Henni Alftan, Matt Hilvers, Ruth Ige, Andrew Sim
Four separate painting shows currently fill as many consecutive rooms at Karma Gallery. What they have in common is a tight focus on the way we take in and construct images. The Glasgow-based Andrew Sim, in the first room, makes gentle pastels with titles like “A tree with twin trunks.” But by including a yeti and a U.F.O. among these restful scenes, he reminds us that nature, too, is constructed by the imagination.
Henni Alftan, born in Helsinki and working in Paris, paints our ideas of how things look — colorful, sharp-edged, a little flat. (A fine pair of small paintings, both called “Tiptoeing,” neatly argue that it’s her stockings that shape a woman’s ankles and not vice versa.) Matt Hilvers, the show’s only American, looks at the strange way words can dance and combine when they’re peeled away from the objects they refer to. In “Culture (Car) (Positioned),” curving bits of highway spell the word “Culture” against a bright, schematic landscape.

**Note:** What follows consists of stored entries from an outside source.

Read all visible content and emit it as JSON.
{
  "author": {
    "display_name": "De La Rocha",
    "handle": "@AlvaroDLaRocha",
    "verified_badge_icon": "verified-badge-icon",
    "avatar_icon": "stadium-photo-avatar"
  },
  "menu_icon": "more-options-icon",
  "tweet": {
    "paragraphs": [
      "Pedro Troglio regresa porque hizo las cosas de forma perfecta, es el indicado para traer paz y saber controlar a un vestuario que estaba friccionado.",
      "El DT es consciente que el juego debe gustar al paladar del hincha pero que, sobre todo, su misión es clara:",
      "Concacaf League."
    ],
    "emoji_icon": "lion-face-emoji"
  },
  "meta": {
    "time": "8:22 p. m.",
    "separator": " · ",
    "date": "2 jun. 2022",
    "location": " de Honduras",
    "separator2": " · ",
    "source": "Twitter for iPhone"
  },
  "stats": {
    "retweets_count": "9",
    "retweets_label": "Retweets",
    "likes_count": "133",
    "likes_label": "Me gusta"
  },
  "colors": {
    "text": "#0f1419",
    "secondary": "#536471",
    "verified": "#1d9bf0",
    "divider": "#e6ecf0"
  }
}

In the final room, Ruth Ige, who was born in Nigeria and lives in New Zealand, uses figuration like a weight to hold down great swoops of acrylic indigo, cerulean and gray. This figurative weight, though head-shaped and solid black, is the opposite of a silhouette. Its blackness isn’t neutral or empty but full and mysterious, a place where gestures and moods concentrate into unknowable density.